Inspiring and from the heart. Always get back up and try, try again. 14:24
This video should have a lot more views.
I agree! It is just beautiful. Can you help us sharing and spreading?
@@FrancescoMariaBenedetti sure thing
Thanks @@all462, very kind of you!
prof. allan adams ... i don't know what to say . thank you for this talk it's nothing like i imagined it to be . thank you so much for this .
Amazing. I've read a lot of about the success of these scientists and engineers in Tech Review, Nature, etc. , but this talk gives some clues on what it takes to persevere in the face of ambitious research projects.
You go to work every day and you are having as much fun with it as you can. When you start serious research, you try to make sure that there will be some useful final product. It's not random ideas that are being explored.
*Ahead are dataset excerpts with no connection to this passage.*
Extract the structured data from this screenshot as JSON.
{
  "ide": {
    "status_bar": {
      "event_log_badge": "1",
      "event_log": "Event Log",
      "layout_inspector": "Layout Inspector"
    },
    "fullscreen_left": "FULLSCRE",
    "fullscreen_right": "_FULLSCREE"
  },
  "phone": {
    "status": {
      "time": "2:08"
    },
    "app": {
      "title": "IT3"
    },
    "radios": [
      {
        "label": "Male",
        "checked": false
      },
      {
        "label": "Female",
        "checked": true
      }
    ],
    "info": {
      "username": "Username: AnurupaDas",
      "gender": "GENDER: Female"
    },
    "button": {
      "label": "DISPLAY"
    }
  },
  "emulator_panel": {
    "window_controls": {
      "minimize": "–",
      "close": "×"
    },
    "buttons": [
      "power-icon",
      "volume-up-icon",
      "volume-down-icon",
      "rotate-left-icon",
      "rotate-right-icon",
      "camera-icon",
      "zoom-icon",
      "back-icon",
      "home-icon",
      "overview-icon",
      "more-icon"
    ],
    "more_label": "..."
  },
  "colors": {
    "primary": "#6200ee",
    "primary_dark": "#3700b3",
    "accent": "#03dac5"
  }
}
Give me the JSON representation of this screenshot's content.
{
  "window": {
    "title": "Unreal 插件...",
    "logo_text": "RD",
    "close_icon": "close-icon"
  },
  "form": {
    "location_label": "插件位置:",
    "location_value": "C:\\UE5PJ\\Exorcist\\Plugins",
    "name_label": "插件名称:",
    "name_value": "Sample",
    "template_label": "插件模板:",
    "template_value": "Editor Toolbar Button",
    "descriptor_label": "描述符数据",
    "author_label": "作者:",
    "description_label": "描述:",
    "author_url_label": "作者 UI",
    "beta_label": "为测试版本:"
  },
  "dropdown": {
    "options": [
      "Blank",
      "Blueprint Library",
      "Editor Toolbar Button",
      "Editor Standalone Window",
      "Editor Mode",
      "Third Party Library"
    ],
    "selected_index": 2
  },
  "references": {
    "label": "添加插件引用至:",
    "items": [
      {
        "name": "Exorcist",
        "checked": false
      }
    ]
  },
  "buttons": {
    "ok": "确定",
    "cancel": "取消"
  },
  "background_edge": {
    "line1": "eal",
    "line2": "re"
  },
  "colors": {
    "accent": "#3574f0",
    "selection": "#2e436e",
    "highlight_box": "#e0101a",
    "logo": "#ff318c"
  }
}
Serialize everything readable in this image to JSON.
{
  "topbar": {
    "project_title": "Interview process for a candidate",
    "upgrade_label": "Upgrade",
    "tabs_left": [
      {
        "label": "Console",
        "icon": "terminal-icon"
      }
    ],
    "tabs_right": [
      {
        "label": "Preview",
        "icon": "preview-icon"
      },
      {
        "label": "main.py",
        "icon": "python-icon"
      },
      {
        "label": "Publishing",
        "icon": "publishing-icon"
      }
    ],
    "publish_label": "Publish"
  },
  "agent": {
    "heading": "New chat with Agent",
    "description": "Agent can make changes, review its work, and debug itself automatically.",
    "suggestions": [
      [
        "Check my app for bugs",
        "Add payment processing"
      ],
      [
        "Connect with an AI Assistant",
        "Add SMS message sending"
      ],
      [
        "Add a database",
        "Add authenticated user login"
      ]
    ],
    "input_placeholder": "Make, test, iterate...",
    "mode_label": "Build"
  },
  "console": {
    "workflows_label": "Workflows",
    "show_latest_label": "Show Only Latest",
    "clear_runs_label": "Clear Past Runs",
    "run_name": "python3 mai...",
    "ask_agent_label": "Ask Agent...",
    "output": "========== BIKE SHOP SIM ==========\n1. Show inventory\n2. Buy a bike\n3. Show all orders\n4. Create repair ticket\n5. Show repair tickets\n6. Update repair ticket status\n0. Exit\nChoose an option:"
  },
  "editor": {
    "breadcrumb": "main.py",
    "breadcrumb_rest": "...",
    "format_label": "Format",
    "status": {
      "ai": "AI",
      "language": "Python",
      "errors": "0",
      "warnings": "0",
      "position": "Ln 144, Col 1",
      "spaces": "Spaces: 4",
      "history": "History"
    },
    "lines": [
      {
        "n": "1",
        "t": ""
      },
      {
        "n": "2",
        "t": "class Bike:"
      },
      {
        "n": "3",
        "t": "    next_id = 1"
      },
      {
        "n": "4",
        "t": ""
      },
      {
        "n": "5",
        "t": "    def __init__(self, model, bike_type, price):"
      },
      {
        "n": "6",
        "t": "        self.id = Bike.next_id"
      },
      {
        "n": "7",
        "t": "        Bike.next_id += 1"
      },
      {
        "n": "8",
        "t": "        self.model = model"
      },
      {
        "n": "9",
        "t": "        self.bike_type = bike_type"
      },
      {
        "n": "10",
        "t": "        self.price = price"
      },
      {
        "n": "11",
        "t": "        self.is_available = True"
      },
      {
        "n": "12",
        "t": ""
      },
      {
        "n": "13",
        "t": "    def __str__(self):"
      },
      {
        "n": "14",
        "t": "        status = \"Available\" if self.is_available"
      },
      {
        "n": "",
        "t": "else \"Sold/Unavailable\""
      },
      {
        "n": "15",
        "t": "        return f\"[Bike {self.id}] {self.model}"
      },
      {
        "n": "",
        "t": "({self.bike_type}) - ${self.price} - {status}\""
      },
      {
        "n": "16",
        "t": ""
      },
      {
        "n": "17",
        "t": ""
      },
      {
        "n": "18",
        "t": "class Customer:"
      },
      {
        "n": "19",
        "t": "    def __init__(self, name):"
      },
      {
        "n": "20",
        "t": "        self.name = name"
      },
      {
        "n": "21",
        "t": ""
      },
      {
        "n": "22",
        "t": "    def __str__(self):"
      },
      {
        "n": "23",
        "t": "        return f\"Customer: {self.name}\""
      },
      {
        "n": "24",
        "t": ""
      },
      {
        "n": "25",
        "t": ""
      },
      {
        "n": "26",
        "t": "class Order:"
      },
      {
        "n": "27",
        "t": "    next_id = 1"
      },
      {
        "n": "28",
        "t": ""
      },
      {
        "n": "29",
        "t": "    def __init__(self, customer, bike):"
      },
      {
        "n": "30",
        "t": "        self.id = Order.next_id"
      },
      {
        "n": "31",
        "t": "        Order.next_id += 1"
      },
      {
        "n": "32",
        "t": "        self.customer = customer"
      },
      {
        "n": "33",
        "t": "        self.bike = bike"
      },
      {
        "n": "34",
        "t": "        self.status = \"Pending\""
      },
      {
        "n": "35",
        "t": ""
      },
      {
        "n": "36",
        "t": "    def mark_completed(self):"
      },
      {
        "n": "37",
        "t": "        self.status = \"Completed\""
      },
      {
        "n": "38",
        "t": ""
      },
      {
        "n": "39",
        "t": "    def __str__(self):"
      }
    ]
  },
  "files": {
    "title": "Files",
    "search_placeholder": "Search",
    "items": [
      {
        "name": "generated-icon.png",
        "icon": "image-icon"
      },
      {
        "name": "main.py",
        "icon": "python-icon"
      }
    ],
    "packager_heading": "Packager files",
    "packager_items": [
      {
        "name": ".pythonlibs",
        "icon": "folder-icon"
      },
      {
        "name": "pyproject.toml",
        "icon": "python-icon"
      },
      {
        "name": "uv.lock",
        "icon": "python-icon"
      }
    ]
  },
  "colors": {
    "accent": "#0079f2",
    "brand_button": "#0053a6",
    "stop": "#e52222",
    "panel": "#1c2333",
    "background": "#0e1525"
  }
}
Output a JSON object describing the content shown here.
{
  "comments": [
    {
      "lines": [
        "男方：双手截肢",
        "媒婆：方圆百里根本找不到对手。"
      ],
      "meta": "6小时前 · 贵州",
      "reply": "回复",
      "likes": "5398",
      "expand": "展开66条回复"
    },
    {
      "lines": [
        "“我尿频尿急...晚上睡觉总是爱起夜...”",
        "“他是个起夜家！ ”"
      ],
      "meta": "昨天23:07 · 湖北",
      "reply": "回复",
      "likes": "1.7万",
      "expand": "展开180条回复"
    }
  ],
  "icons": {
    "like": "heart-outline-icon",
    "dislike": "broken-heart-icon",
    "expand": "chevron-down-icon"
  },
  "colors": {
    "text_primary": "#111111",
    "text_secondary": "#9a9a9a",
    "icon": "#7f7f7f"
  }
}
Things start in the shower, then move to discussions with colleagues and students. Then you scale it up, informally with proposals and then formally with funded research that implements each step of those proposals systematically. As you are learning along the way, chances of failure are becoming less, not higher.
awesome Talk
What happened just at the end, yeah I know it's a story of failure and missing a large error, when everything looked to be on track. It would be nice to know the detail of the failure, which my gut tells me is something to do with deep water immersion (hard to test).
He superficially takes the position that he "failed", but what he is really doing is telling us how wonderful he is for admitting failure. Humble bragging.